Buitenlandse regeringen, zoals de Nederlandse, kunnen op verandering van de wet aandringen. Ze kunnen die als eis stellen bij verdragen, handel en andere contacten. Ze kunnen het ontwikkelingsbudget ten bate van mensenrechten verhogen (veel EU-landen hebben dat juist verlaagd). Ze moeten, zeggen de Europese Richtlijnen, mensenrechtenverdedigers steunen. Bedrijven, sportkoepels en internationale media kunnen de wetgeving aan de kaak stellen. Ook de Verenigde Naties hebben invloed, zoals door het werk van speciale rapporteurs.

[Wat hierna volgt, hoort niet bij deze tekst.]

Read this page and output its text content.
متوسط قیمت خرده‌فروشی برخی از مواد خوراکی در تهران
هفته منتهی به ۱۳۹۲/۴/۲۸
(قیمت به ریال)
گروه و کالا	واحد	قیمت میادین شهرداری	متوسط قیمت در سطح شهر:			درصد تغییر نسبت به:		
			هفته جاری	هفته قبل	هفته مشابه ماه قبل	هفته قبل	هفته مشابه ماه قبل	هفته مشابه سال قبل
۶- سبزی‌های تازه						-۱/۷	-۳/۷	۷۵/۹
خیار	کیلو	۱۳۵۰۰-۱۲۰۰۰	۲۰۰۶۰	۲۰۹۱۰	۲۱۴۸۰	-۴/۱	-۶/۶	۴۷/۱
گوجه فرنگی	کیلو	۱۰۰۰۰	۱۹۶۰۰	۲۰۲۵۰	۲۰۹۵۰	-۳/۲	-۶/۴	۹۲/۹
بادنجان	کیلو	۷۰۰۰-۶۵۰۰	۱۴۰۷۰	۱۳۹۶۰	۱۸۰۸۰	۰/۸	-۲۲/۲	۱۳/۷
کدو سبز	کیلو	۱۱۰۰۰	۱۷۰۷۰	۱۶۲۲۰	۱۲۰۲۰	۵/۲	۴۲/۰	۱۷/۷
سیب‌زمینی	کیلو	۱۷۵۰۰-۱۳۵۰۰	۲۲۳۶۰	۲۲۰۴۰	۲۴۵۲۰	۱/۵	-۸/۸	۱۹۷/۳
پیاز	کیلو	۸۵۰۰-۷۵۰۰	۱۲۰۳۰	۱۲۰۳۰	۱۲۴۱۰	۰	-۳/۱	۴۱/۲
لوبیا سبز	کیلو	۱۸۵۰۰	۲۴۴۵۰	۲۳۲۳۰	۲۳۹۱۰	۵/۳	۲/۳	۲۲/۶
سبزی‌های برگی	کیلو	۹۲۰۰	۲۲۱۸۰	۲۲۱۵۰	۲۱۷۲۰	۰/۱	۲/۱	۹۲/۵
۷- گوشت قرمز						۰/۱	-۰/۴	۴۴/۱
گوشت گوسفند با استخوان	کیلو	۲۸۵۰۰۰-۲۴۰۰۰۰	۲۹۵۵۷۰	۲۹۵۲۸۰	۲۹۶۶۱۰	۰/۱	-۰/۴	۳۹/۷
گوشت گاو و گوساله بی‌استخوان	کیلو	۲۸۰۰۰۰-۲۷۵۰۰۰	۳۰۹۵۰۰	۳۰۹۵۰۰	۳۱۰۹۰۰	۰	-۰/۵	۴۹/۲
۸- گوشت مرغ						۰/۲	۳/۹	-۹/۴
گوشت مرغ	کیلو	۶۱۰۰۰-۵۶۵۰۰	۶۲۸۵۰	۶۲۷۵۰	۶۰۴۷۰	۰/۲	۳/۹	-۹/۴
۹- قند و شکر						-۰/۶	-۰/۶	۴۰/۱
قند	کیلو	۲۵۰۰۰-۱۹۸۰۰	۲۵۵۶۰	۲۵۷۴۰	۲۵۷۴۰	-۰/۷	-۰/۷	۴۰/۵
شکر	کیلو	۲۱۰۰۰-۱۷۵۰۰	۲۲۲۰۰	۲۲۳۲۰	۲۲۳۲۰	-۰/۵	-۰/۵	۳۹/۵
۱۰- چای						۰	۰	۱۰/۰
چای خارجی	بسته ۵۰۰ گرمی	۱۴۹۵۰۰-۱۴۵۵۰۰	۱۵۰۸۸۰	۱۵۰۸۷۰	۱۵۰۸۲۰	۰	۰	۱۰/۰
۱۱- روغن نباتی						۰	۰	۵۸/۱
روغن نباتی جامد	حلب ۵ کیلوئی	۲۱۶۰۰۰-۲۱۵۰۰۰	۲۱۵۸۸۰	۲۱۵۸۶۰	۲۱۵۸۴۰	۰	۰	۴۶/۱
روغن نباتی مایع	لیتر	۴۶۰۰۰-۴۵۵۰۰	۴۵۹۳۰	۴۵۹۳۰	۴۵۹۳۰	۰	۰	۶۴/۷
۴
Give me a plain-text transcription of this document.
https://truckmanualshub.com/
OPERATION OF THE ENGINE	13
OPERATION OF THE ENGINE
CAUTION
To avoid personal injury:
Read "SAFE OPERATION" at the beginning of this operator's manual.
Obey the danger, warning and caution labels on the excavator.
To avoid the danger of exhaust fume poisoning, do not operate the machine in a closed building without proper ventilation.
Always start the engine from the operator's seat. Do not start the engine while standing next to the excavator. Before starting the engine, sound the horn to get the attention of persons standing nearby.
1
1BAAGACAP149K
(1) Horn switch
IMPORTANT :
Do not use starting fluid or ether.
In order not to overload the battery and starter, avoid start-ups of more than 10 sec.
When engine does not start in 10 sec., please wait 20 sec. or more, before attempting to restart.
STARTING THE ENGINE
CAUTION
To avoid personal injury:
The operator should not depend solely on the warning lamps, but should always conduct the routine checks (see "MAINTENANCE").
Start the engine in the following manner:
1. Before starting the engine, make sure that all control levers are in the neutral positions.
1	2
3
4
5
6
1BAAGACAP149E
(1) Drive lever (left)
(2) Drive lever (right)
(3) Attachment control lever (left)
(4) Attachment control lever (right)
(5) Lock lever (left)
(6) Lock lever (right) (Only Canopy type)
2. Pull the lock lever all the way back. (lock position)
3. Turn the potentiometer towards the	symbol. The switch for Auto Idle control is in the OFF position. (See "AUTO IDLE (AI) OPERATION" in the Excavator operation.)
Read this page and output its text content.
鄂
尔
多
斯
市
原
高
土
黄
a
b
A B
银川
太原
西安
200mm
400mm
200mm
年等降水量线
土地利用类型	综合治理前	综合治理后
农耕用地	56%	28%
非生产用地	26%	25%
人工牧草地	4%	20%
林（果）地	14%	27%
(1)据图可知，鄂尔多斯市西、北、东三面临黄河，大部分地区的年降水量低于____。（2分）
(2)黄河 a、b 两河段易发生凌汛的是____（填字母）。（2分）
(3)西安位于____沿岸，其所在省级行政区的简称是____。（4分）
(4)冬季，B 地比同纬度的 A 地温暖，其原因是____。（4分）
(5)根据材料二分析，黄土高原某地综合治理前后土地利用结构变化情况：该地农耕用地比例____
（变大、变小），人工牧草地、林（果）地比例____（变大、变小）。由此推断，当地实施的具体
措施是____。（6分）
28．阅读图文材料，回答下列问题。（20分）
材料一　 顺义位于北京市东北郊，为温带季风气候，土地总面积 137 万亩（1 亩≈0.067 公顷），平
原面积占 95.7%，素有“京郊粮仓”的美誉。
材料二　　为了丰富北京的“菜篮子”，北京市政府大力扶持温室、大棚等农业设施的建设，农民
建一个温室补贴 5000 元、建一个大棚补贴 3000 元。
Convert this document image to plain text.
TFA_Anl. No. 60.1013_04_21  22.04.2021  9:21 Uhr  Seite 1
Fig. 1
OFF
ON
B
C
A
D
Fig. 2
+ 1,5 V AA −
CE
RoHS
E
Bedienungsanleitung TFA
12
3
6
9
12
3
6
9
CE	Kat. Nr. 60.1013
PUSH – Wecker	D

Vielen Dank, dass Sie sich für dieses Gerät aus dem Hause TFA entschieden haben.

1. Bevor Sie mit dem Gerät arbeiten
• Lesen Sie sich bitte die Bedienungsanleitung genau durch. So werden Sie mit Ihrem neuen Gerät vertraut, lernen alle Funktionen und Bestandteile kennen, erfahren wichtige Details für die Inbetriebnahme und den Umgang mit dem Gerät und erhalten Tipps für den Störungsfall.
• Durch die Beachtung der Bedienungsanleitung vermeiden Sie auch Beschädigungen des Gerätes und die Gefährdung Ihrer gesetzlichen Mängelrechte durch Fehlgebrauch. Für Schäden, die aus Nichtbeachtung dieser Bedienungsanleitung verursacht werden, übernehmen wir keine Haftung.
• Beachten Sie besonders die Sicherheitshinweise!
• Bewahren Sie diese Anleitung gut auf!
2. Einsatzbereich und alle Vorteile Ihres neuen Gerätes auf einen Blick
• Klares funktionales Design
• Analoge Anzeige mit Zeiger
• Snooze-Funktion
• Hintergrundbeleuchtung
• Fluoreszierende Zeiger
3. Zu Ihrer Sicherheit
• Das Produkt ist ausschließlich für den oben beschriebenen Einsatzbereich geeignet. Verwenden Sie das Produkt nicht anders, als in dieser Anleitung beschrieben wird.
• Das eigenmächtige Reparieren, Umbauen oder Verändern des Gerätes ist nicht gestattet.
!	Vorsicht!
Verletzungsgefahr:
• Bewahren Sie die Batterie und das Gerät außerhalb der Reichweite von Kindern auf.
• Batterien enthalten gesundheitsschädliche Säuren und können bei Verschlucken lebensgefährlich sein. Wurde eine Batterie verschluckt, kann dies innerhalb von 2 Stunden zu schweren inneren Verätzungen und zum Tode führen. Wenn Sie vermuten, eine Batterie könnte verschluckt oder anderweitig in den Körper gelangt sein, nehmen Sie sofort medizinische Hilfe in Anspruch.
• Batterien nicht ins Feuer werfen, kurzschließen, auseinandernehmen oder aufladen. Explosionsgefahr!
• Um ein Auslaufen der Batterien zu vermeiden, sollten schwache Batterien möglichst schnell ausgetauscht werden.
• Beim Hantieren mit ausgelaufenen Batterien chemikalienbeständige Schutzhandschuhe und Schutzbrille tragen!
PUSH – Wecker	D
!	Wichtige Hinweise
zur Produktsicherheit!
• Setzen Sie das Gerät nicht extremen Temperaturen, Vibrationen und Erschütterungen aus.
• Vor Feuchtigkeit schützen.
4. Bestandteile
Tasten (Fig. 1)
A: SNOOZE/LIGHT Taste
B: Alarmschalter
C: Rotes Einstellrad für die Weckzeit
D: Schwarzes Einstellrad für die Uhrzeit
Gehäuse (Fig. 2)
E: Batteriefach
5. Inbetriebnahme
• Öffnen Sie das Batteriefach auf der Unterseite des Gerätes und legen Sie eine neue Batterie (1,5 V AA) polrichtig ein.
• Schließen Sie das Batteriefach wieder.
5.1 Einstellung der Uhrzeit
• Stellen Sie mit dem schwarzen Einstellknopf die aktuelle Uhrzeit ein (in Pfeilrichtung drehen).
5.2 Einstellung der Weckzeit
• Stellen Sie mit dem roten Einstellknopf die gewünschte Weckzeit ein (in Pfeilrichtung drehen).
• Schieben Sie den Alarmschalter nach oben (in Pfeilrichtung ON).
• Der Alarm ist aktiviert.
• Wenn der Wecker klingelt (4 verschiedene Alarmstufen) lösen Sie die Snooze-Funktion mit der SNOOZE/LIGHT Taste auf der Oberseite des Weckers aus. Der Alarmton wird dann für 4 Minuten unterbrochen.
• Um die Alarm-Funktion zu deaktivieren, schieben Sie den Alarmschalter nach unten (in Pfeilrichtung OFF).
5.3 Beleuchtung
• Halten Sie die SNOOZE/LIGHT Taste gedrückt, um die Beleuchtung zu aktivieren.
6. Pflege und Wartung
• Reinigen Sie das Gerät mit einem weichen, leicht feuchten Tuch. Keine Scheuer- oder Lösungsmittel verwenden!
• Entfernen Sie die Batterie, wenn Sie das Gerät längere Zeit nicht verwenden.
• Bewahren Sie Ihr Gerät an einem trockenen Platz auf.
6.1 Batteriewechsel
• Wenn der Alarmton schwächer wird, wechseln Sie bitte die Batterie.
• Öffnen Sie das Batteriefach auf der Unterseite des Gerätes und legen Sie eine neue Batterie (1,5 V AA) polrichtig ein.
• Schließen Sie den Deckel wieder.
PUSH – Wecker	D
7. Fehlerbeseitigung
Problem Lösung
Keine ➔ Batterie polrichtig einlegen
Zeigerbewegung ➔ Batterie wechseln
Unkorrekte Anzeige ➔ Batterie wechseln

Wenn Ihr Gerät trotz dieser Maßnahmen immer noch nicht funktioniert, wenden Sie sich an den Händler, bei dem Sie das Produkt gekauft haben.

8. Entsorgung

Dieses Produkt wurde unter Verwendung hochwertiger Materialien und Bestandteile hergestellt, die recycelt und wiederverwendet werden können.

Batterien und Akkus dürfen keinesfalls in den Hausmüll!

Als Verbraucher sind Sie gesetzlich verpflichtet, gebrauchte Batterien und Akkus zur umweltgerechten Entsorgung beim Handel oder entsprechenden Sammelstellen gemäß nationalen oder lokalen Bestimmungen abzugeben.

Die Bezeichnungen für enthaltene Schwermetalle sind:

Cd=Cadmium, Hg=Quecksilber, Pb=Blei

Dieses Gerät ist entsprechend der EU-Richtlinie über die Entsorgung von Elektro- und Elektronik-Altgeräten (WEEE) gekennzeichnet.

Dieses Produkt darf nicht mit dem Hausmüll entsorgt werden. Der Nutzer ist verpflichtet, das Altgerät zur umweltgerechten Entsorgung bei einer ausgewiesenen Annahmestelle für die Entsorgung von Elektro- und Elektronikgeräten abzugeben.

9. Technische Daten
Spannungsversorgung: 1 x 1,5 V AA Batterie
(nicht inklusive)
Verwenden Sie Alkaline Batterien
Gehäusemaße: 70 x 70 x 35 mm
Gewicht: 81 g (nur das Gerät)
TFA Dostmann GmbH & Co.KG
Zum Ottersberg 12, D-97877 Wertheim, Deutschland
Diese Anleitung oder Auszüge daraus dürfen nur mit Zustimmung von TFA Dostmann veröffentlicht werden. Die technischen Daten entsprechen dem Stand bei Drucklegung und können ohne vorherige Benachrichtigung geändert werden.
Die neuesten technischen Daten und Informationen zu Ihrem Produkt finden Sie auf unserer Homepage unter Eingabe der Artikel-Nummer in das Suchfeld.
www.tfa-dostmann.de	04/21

10 Kunnen internationale publieksacties verschil maken?
Als onafhankelijke berichtgeving niet mogelijk is in het land zelf, is berichtgeving uit het buitenland des te belangrijker. Ook de overheden van grote landen als China, Rusland en Turkije zijn gevoelig voor internationale publiciteit, zeker als die door plaatselijke internetactivisten wordt opgepikt. Amnesty zet bliksemacties en andere acties in, en steunt mensenrechtengroepen die creatief en vasthoudend optreden tegen de beperkingen die staten aan de ruimte voor burgers opleggen. Amnesty werkt ook samen met andere organisaties om een ‘handvest voor de publieke ruimte’ in allerlei landen tot stand te brengen.